Hi, I’m Mikeal, I created PouchDB. After a year or so I handed that project off to some great maintainers that made it much better as I had grown a little skeptical of the replication model and wanted to pursue some alternatives.

It’s been about 10 years, much longer than I thought it would take, but I have a young project that finally realizes the ideas I had back then.

Sometime after PouchDB was created I realized that it just wasn’t going to work to replicate a whole database to every client. In fact, even a view of the database wasn’t going to work, because the developer isn’t in a position to really understand the replication profile of every user on all of their devices, you need a model that has partial, or more accurately “selective” replication based on what the application accesses in real time.

I became convinced that the right primitives were already present in git: merkle trees. Unfortunately, git did a very poor job of surfacing those primitives for general use and I wasn’t having much luck finding the right approach myself.

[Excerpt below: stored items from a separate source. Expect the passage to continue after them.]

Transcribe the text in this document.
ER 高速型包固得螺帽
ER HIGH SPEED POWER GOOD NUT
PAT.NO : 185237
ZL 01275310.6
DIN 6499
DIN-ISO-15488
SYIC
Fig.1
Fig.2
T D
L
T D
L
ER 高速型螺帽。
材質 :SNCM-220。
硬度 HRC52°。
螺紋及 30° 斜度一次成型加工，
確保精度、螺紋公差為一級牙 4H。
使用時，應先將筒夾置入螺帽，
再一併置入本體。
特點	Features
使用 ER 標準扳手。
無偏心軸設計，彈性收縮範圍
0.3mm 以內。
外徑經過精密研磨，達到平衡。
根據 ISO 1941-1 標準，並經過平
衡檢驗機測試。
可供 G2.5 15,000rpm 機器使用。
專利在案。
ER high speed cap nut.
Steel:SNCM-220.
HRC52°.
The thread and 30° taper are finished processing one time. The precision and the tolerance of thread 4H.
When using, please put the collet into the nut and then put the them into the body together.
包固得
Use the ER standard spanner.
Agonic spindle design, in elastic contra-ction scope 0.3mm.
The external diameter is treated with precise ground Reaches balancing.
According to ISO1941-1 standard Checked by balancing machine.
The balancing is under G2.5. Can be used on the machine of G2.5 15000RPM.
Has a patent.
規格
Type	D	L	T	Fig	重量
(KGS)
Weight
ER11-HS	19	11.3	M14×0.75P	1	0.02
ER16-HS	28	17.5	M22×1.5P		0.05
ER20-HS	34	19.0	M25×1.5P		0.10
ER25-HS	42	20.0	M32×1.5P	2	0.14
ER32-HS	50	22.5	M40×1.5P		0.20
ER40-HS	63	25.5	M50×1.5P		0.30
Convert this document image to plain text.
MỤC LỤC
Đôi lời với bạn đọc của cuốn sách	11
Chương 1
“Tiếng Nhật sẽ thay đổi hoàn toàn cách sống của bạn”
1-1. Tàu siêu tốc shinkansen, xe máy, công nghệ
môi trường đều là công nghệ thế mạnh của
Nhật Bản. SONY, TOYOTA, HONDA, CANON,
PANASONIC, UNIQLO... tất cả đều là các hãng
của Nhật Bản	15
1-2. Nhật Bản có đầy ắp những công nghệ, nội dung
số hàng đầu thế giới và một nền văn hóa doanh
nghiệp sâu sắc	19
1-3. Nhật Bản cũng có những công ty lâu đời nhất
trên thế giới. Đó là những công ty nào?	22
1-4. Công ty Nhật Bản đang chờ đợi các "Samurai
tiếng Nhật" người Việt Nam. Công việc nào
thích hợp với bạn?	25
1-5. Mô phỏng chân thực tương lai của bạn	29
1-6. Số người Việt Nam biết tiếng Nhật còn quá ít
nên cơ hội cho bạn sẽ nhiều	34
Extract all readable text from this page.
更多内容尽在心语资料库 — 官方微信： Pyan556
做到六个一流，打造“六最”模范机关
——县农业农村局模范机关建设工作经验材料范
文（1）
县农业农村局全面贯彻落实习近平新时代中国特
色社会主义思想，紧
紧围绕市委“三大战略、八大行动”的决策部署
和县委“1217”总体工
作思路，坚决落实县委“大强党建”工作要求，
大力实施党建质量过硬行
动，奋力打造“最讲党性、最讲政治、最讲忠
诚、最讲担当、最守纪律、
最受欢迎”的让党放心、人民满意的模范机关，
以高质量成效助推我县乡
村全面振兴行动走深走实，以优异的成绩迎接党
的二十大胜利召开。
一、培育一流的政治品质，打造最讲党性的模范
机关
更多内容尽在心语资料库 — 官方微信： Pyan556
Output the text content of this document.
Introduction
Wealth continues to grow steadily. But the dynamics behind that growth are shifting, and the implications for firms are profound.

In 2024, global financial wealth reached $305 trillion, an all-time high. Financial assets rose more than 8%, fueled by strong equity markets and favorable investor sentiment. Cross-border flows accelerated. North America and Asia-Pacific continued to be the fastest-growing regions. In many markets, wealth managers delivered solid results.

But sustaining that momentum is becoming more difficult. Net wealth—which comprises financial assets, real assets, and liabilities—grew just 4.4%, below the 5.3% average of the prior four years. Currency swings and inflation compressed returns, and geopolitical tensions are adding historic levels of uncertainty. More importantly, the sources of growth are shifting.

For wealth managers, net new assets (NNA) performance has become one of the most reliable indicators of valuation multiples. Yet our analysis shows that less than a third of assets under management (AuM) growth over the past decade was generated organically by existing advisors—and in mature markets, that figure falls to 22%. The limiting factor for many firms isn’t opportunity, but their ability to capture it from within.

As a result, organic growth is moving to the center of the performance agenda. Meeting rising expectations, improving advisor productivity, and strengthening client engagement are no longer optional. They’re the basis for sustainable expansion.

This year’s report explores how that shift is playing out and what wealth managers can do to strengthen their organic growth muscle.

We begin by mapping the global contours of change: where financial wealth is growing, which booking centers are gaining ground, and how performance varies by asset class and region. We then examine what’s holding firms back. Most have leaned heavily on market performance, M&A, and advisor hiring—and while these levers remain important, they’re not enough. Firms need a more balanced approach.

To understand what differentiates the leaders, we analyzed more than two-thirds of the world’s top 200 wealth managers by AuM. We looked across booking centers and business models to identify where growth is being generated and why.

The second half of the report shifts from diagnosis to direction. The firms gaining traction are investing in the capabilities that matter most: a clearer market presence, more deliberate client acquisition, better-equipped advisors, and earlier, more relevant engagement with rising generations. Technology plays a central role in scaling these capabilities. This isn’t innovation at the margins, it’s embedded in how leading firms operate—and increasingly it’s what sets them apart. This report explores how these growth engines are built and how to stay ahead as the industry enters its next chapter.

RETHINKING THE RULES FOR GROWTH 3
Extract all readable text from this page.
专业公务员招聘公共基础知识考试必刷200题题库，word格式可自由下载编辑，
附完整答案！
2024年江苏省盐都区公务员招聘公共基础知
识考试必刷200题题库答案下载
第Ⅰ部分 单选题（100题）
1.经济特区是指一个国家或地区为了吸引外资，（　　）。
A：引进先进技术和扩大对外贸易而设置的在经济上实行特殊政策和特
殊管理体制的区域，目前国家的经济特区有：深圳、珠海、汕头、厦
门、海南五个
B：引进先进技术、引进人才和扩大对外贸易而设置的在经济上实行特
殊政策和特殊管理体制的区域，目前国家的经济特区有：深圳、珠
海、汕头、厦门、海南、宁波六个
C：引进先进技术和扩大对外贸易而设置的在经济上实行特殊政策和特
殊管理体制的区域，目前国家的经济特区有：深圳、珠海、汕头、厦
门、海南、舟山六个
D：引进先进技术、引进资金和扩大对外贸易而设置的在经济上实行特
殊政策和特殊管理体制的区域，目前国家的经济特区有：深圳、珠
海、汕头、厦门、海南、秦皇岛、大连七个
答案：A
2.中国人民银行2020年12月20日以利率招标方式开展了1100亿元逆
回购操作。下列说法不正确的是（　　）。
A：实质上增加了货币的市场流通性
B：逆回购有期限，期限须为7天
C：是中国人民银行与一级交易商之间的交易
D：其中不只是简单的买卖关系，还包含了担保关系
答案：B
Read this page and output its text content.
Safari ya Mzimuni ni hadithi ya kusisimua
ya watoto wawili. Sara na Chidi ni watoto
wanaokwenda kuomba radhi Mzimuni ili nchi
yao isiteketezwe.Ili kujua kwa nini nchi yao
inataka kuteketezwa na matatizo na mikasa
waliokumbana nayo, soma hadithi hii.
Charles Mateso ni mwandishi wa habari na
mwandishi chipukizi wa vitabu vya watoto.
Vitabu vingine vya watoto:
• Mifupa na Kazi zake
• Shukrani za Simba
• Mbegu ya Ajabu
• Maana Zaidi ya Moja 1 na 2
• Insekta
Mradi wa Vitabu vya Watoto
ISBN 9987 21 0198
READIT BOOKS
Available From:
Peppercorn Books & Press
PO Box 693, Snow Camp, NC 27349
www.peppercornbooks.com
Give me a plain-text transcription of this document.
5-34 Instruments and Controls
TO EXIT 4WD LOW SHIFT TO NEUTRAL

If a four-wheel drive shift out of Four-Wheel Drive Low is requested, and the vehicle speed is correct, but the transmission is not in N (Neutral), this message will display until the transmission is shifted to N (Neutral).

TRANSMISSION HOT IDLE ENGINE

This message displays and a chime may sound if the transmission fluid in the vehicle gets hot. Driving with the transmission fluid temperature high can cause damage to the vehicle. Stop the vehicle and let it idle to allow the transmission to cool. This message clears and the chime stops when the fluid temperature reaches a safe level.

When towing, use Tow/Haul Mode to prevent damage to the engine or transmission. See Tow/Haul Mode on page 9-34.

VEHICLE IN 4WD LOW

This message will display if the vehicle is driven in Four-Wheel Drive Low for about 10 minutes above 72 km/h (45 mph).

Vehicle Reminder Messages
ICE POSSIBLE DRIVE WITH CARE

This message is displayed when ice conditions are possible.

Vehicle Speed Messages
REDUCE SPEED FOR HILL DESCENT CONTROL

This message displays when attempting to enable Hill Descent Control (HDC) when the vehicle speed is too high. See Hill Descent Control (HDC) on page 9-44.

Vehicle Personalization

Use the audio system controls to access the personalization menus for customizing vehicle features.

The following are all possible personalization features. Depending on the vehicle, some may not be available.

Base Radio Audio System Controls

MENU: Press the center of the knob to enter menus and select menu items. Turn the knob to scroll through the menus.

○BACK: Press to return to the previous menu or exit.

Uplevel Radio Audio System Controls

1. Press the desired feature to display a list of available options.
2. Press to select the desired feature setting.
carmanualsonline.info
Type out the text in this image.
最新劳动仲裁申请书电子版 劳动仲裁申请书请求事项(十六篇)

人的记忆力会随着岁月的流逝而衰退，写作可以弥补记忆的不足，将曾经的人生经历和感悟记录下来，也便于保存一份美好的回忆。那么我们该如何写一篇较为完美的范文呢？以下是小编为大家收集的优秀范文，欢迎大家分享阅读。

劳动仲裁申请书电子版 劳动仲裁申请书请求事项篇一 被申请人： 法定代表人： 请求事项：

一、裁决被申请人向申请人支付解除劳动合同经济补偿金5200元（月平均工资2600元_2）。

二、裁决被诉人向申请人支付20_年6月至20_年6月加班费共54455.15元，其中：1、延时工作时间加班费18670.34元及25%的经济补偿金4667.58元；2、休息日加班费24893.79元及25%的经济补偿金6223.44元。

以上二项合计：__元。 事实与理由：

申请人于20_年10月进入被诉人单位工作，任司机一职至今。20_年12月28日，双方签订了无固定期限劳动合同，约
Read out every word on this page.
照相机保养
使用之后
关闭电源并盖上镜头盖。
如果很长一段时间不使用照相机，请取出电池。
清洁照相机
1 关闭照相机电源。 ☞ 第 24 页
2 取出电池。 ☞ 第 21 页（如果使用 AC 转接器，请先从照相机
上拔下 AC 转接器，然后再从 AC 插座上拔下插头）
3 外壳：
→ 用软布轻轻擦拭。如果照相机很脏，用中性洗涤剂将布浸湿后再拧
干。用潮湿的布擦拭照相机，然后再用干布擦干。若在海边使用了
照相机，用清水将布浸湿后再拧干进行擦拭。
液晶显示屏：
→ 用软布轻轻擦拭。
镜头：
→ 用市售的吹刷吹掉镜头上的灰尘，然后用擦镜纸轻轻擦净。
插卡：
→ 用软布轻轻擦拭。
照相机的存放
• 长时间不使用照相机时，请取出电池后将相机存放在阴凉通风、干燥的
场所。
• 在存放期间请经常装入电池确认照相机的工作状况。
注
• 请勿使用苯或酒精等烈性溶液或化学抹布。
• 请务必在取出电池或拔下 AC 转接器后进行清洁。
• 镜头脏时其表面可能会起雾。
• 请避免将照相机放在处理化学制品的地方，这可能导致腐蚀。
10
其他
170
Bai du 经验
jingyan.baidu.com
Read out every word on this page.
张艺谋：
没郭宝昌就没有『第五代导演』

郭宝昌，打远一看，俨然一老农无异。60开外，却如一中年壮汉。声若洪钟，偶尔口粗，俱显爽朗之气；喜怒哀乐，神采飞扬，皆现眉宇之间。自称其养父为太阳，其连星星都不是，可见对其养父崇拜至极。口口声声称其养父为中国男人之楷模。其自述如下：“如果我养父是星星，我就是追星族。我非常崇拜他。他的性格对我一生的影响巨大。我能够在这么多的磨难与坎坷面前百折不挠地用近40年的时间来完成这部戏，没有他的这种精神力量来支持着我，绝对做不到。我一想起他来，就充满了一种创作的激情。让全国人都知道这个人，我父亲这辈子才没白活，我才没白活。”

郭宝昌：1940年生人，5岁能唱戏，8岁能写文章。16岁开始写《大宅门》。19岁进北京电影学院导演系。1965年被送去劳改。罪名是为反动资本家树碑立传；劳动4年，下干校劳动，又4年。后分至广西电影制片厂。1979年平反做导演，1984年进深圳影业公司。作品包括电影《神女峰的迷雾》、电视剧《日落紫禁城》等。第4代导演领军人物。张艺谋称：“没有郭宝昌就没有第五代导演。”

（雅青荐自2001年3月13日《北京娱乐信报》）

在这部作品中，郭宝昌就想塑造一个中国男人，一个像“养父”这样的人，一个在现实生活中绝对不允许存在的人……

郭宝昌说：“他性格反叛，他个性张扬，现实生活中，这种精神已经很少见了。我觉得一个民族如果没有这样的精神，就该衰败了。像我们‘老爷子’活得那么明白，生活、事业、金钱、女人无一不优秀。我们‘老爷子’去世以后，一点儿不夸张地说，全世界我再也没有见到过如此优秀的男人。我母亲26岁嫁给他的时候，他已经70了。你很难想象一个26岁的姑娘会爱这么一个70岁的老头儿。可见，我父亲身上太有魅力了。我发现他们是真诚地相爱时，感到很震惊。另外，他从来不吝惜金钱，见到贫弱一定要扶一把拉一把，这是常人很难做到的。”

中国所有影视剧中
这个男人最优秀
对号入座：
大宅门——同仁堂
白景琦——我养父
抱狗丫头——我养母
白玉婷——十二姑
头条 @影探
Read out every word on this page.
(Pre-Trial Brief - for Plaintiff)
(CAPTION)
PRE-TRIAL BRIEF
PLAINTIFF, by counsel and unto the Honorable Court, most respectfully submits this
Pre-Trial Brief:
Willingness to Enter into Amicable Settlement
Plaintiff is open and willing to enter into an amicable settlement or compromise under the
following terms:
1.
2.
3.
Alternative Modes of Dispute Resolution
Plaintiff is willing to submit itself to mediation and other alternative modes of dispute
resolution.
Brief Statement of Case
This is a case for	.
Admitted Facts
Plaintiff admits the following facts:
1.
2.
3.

Shortly after joining Protocol Labs I realized they had already figured this out in a project called IPLD. Not long after that, I started leading the IPLD project/team and then putting together my ideal database whenever I found a free moment.

It’s very young, lots of missing features, still working on some better data-structures for indexing, but it is very much a database that replicates the way git does and approaches indexing over a primary store the way CouchDB does, but there’s a lot more too.

With these primitives we can easily nest databases inside of other databases (and create unified indexes over them) and we can easily extend the data types in the database to user provided types. Using some of these features it already supports streams of binary data, databases in databases, and linking between pieces of data.